Она стала еще злее и неодушевленнее. Грабор вытянул на себя ее брюки, забил их в угол одной штаниной.
– Когда мне снится, что я там, что не могу сюда вернуться, Грабор, это самый страшный сон. Я не хочу туда! Медленнее… Как маленькую! Как женскую! Я привыкла быть маленькой! Я вырываюсь от них… Во мне бродит эта кровь… эта ложь… эти гитары… Грабор, спаси меня, я не могу больше… Сделай больно. Они сидят на золотых унитазах… жрут ананас… они хотят, чтобы их уважали в Европе…. Чтобы считали за людей… Еще! Древесные грибы! Будь нежным. Зобастые. У них свитер колется, у них твердые постели. У них холодно. Я знаю. Они все менты… Менты и маслокрады… Мы тоже менты, Грабор. Я стояла в очереди за перчатками шесть часов… Я хотела сделать подарок Переслегину… У них не было его размера… Мальчик… Не умирай… Переслегин… Я женщина в конце концов… Ты не боишься? Я люблю тебя… Там даже птицы поют только по-русски… Учителка… Этот паркет… Балет… Петрушки… Спички в сортирах… Мерседесы! Не останавливайся! Они убили моих детей… Я экологическая беженка. Я не хочу детей с двумя головами. Что за символы? Уроды. Какая музыка… Включи… Бабушка…
Она вспомнила еще одну давнюю обиду и воскликнула с новой горечью:
– Там нельзя радоваться! Нельзя улыбаться! Им надо, чтобы всем было плохо. Сволочи! Грабор, на меня вахтерша написала докладную: «все время хохочет – значит, пьяная».

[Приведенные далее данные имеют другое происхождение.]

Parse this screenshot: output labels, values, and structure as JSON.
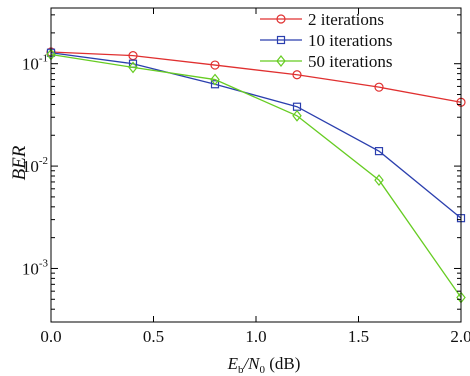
{
  "chart_data": {
    "type": "line",
    "title": "",
    "xlabel": {
      "main": "E",
      "sub1": "b",
      "mid": "/N",
      "sub2": "0",
      "unit": " (dB)"
    },
    "ylabel": "BER",
    "yscale": "log",
    "xlim": [
      0,
      2
    ],
    "ylim": [
      0.0003,
      0.35
    ],
    "x_ticks": [
      "0.0",
      "0.5",
      "1.0",
      "1.5",
      "2.0"
    ],
    "y_ticks": [
      {
        "value": 0.1,
        "base": "10",
        "exp": "-1"
      },
      {
        "value": 0.01,
        "base": "10",
        "exp": "-2"
      },
      {
        "value": 0.001,
        "base": "10",
        "exp": "-3"
      }
    ],
    "legend_position": "top-right",
    "grid": false,
    "x": [
      0.0,
      0.4,
      0.8,
      1.2,
      1.6,
      2.0
    ],
    "series": [
      {
        "name": "2 iterations",
        "color": "#e03030",
        "marker": "circle",
        "values": [
          0.13,
          0.12,
          0.097,
          0.078,
          0.059,
          0.042
        ]
      },
      {
        "name": "10 iterations",
        "color": "#2b3fae",
        "marker": "square",
        "values": [
          0.128,
          0.1,
          0.063,
          0.038,
          0.014,
          0.0031
        ]
      },
      {
        "name": "50 iterations",
        "color": "#66cc22",
        "marker": "diamond",
        "values": [
          0.123,
          0.092,
          0.07,
          0.031,
          0.0073,
          0.00052
        ]
      }
    ]
  }
}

– А ты была трезвая? – Грабора постепенно подтачивал неуместный смех.
Толстая наезжала на него своим яблочным славянским телом, текла им и вращала в своих снятых на одну ногу джинсах. Она причитала и каялась.
– Лизонька, мы просто плохо понимаем по-английски. Они такие же хамы, еще злее. Мы не во всё врубаемся, не видим смысла их жизни.
– Здесь меня больше уважают, чем в России, – оборвала его Толстая. – Я здесь такая же, как все пуэрториканцы.
– Да, любимая, пуэрториканцы… Иностранцы. Мы иностранцы. Самое лучшее. Самое хитрое.
Она завозилась и задышала опять:
– Хочу, чтобы ты был сверху. Мне надо видеть твою шею. Чтобы билась жилка. Тогда я сразу понимаю, что ты живой. – Она заплакала от своей новой догадки и обилия воды, льющейся по стеклам. – Зачем мы сюда приехали? Зачем? Лучше бы сидели там, утром – пюре, по праздникам – шпроты… Ходили бы на балет… О ужас! Лучше не знать этой свободы… Как они могут жить без устриц? Там, бля, негде собирать устриц! Столько крови… Чечня… И нет устриц… Лобстеры по сто долларов за штуку. Идеалы, колокола, пиво… Но как можно жить без устриц? Господи, как можно жить без дешевых устриц? Элементарных ракушек…
Наконец она расслабилась, вспомнила новое и захихикала.
– Они посадили моего украинского дядьку.
– Ну и что смешного?
– Он купал тетю Марфу в молоке. Для цвета кожи.
– Чего?
– Он работал на молоковозе, подгонял цистерну к хате, и она там купалась. Соседка заложила, конечно. Любой завидует вечной молодости. Там все построено на зависти. Ха-ха-ха!